Drug information provided by: Micromedex
It is very important that your doctor check the progress of you or your child at regular visits to make sure that this medicine is working properly. Blood and urine tests may be needed to check for unwanted effects.
Do not use this medicine if you or your child are also taking zalcitabine or medicines containing emtricitabine or lamivudine (eg, Atripla®, Combivir®, Complera®, Emtriva®, Epzicom®, Stribild®, Trizivir®, Truvada®). Tell your doctor right away if you are using any of these medicines.
Two rare but serious reactions to this medicine are lactic acidosis (build-up of acid in the blood) and liver toxicity, including an enlarged liver. These are more common if you are female, very overweight (obese), or have been taking anti-HIV medicines for a long time. Call your doctor right away if you or your child have stomach discomfort or cramping, nausea, vomiting, or diarrhea, a decreased appetite, a general feeling of discomfort, muscle cramping or pain, unusual tiredness or weakness, trouble breathing, or yellow skin or eyes.
This medicine may cause worsening of hepatitis B infection when treatment is stopped.
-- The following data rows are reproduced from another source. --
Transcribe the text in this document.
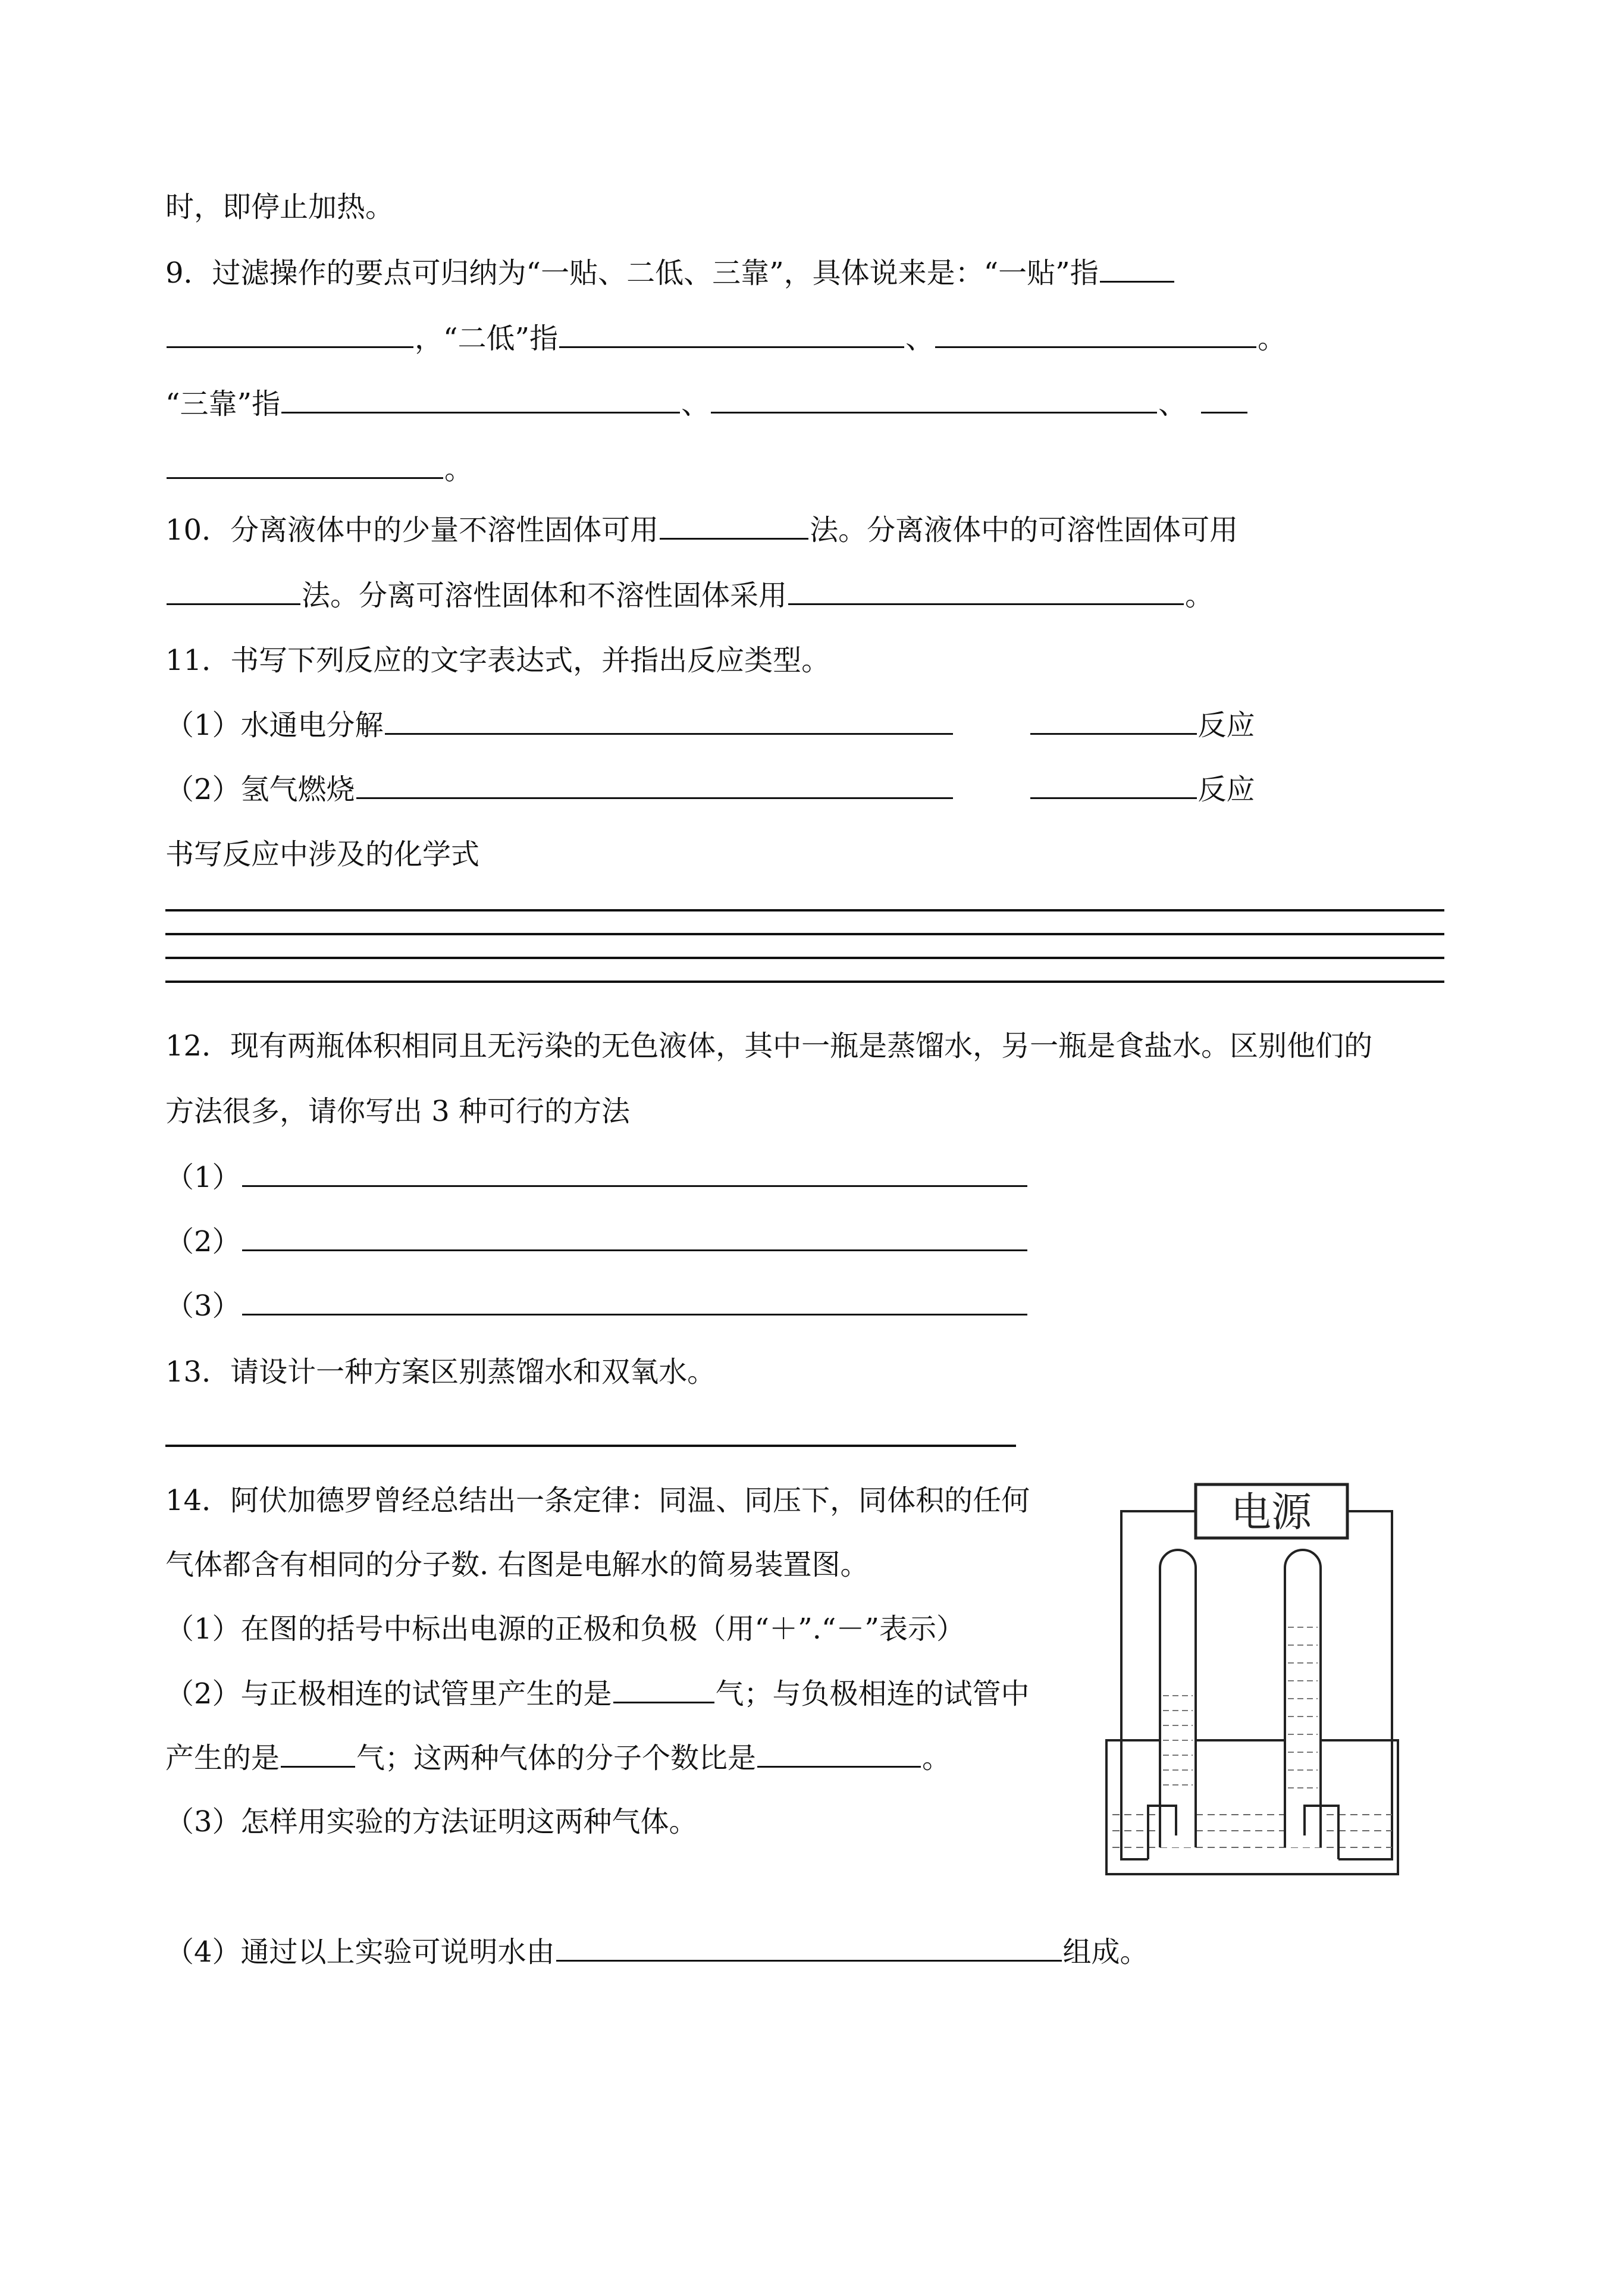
时，即停止加热。
9．过滤操作的要点可归纳为“一贴、二低、三靠”，具体说来是：“一贴”指
，“二低”指	、	。
“三靠”指	、	、
。
10．分离液体中的少量不溶性固体可用	法。分离液体中的可溶性固体可用
法。分离可溶性固体和不溶性固体采用	。
11．书写下列反应的文字表达式，并指出反应类型。
（1）水通电分解	反应
（2）氢气燃烧	反应
书写反应中涉及的化学式
12．现有两瓶体积相同且无污染的无色液体，其中一瓶是蒸馏水，另一瓶是食盐水。区别他们的
方法很多，请你写出 3 种可行的方法
（1）
（2）
（3）
13．请设计一种方案区别蒸馏水和双氧水。
14．阿伏加德罗曾经总结出一条定律：同温、同压下，同体积的任何
气体都含有相同的分子数. 右图是电解水的简易装置图。
（1）在图的括号中标出电源的正极和负极（用“＋”.“－”表示）
（2）与正极相连的试管里产生的是	气；与负极相连的试管中
产生的是	气；这两种气体的分子个数比是	。
（3）怎样用实验的方法证明这两种气体。
（4）通过以上实验可说明水由	组成。
电源
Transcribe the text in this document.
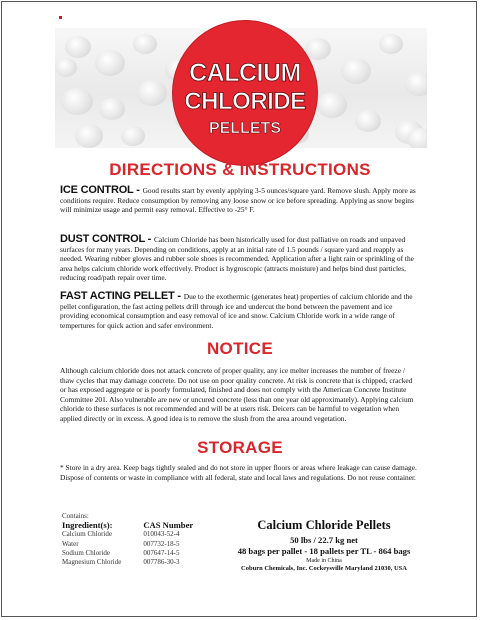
CALCIUM
CHLORIDE
PELLETS
DIRECTIONS & INSTRUCTIONS
ICE CONTROL - Good results start by evenly applying 3-5 ounces/square yard. Remove slush. Apply more as conditions require. Reduce consumption by removing any loose snow or ice before spreading. Applying as snow begins will minimize usage and permit easy removal. Effective to -25° F.
DUST CONTROL - Calcium Chloride has been historically used for dust palliative on roads and unpaved surfaces for many years. Depending on conditions, apply at an initial rate of 1.5 pounds / square yard and reapply as needed. Wearing rubber gloves and rubber sole shoes is recommended. Application after a light rain or sprinkling of the area helps calcium chloride work effectively. Product is hygroscopic (attracts moisture) and helps bind dust particles, reducing road/path repair over time.
FAST ACTING PELLET - Due to the exothermic (generates heat) properties of calcium chloride and the pellet configuration, the fast acting pellets drill through ice and undercut the bond between the pavement and ice providing economical consumption and easy removal of ice and snow. Calcium Chloride work in a wide range of tempertures for quick action and safer environment.
NOTICE
Although calcium chloride does not attack concrete of proper quality, any ice melter increases the number of freeze / thaw cycles that may damage concrete. Do not use on poor quality concrete. At risk is concrete that is chipped, cracked or has exposed aggregate or is poorly formulated, finished and does not comply with the American Concrete Institute Committee 201. Also vulnerable are new or uncured concrete (less than one year old approximately). Applying calcium chloride to these surfaces is not recommended and will be at users risk. Deicers can be harmful to vegetation when applied directly or in excess. A good idea is to remove the slush from the area around vegetation.
STORAGE
* Store in a dry area. Keep bags tightly sealed and do not store in upper floors or areas where leakage can cause damage. Dispose of contents or waste in compliance with all federal, state and local laws and regulations. Do not reuse container.
Contains:
Ingredient(s):	CAS Number
Calcium Chloride	010043-52-4
Water	007732-18-5
Sodium Chloride	007647-14-5
Magnesium Chloride	007786-30-3
Calcium Chloride Pellets
50 lbs / 22.7 kg net
48 bags per pallet - 18 pallets per TL - 864 bags
Made in China
Coburn Chemicals, Inc. Cockeysville Maryland 21030, USA
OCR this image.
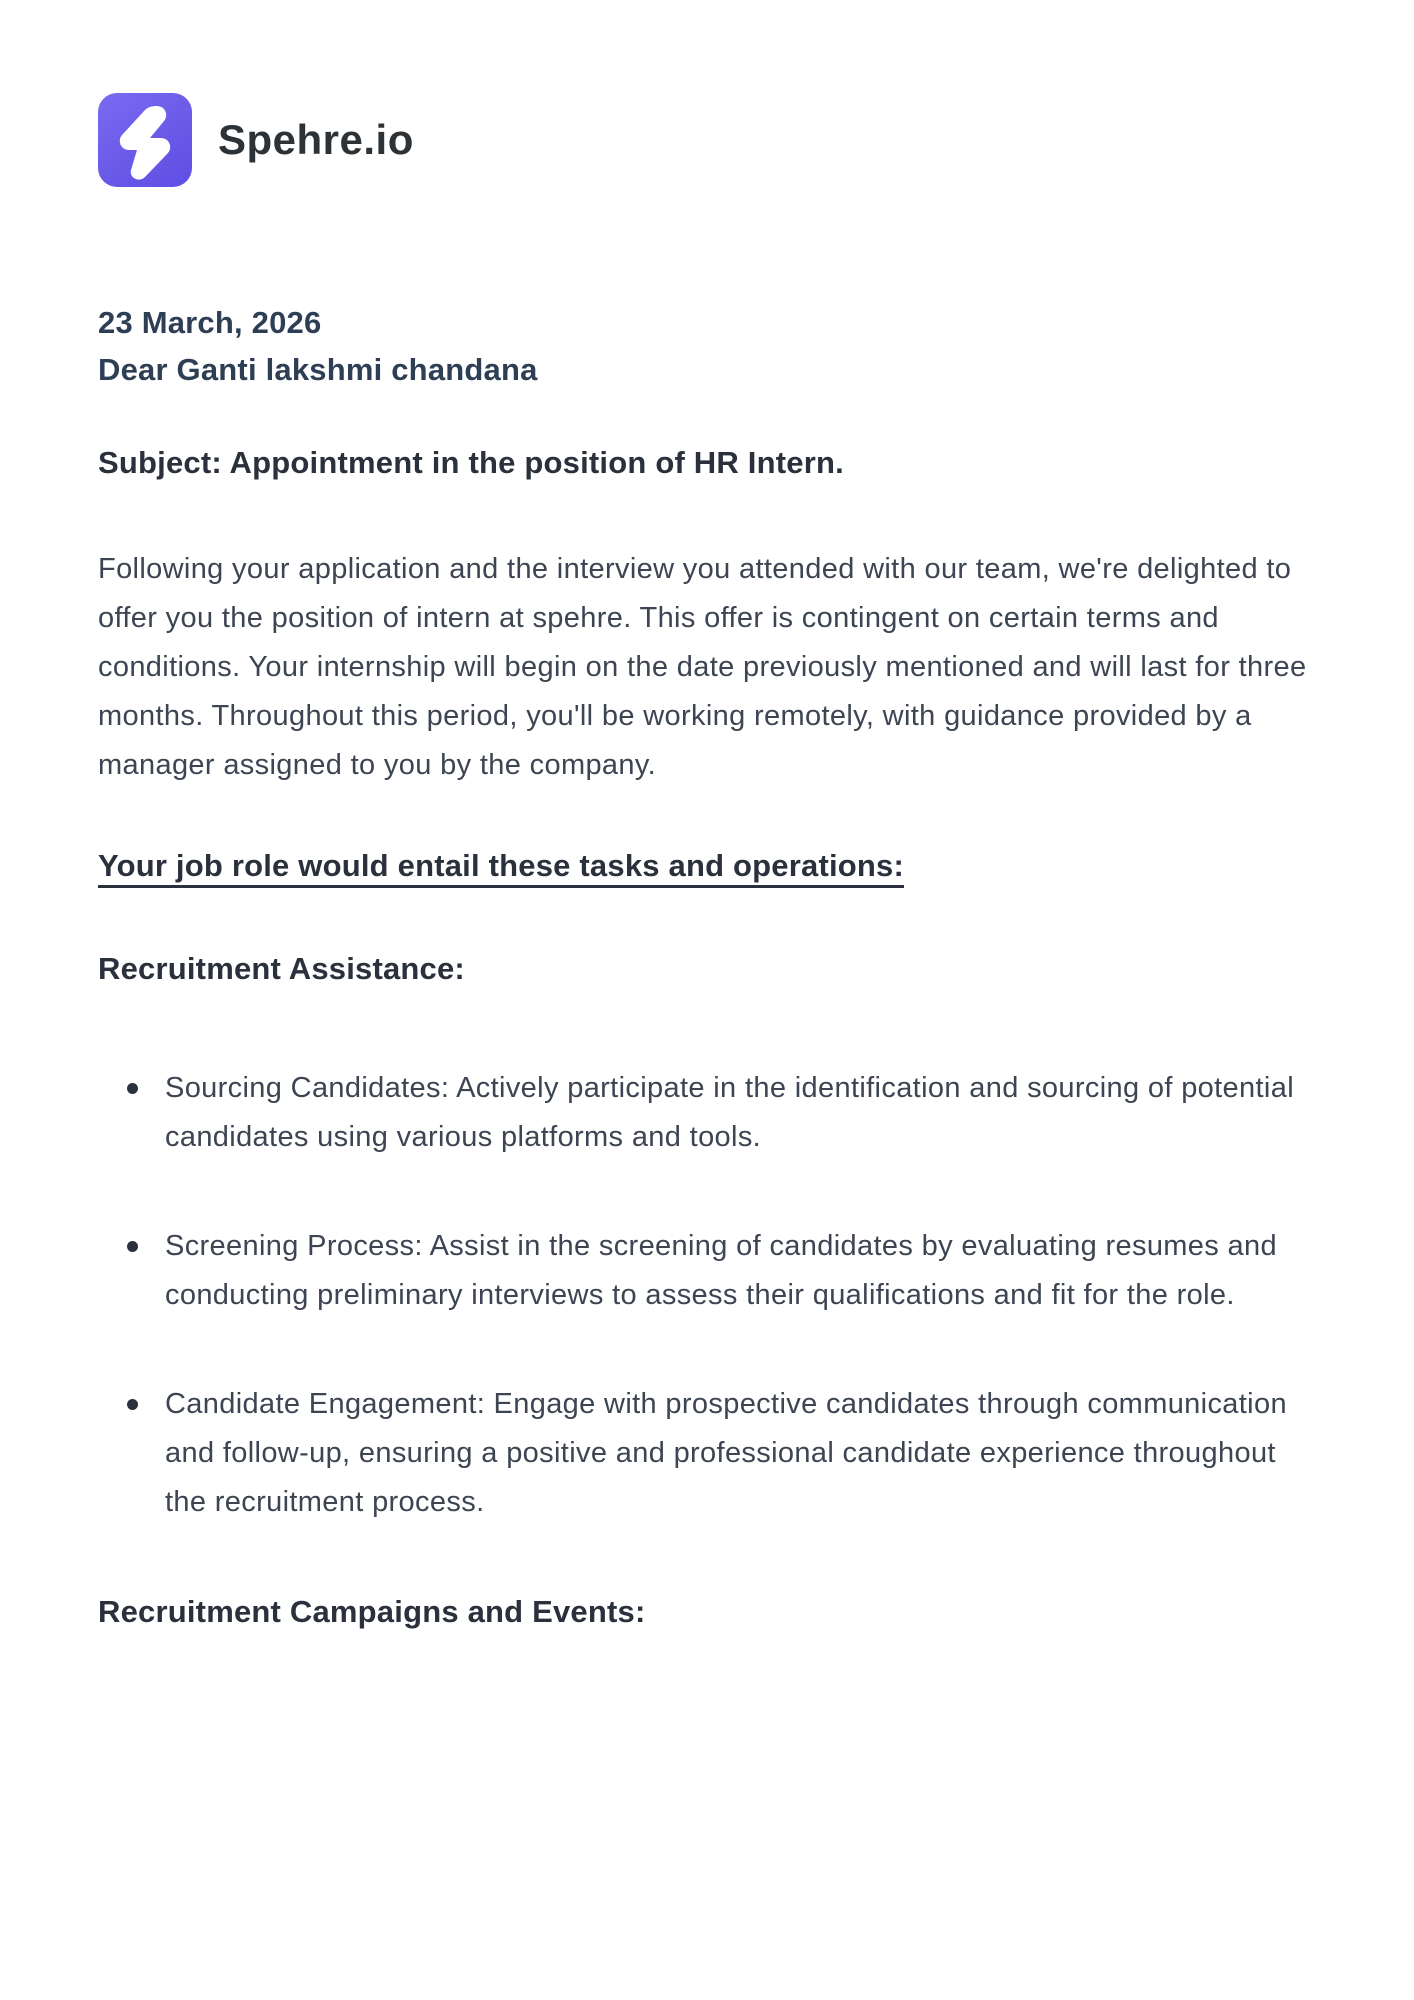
Spehre.io
23 March, 2026
Dear Ganti lakshmi chandana
Subject: Appointment in the position of HR Intern.

Following your application and the interview you attended with our team, we're delighted to offer you the position of intern at spehre. This offer is contingent on certain terms and conditions. Your internship will begin on the date previously mentioned and will last for three months. Throughout this period, you'll be working remotely, with guidance provided by a manager assigned to you by the company.

Your job role would entail these tasks and operations:
Recruitment Assistance:
Sourcing Candidates: Actively participate in the identification and sourcing of potential candidates using various platforms and tools.
Screening Process: Assist in the screening of candidates by evaluating resumes and conducting preliminary interviews to assess their qualifications and fit for the role.
Candidate Engagement: Engage with prospective candidates through communication and follow-up, ensuring a positive and professional candidate experience throughout the recruitment process.
Recruitment Campaigns and Events:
Pancreatitis may occur while you are using Epivir®. Tell your doctor right away if you have sudden and severe stomach pain, chills, constipation, nausea, vomiting, fever, or lightheadedness.
Your immune system may get stronger when you start taking Epivir®. This could cause a hidden infection in your body to become active. Tell your doctor right away if you or your child notice any changes in your health.
Epivir® may cause you or your child to have excess body fat. Tell your doctor right away if you notice changes in your body shape, including an increased amount of body fat in the neck or upper back, face, around the chest, or stomach area. You might also lose fat from your legs, arms, or face.
Lamivudine does not decrease the risk of transmitting HIV infection to others through sexual contact or by contamination through blood. HIV may be acquired from or spread to others through infected body fluids, including blood, vaginal fluid, or semen. If you are infected, it is best to avoid any sexual activity involving an exchange of body fluids with other people. If you do have sex, always wear (or have your partner wear) a condom (“rubber”). Only use condoms made of latex or polyurethane and use them every time you have contact with semen, vaginal secretions, or blood. Also, do not re-use or share needles or equipment with anyone. If you have any questions about this, check with your doctor.
Do not take other medicines unless they have been discussed with your doctor. This includes prescription or nonprescription (over-the-counter [OTC]) medicines and herbal or vitamin supplements.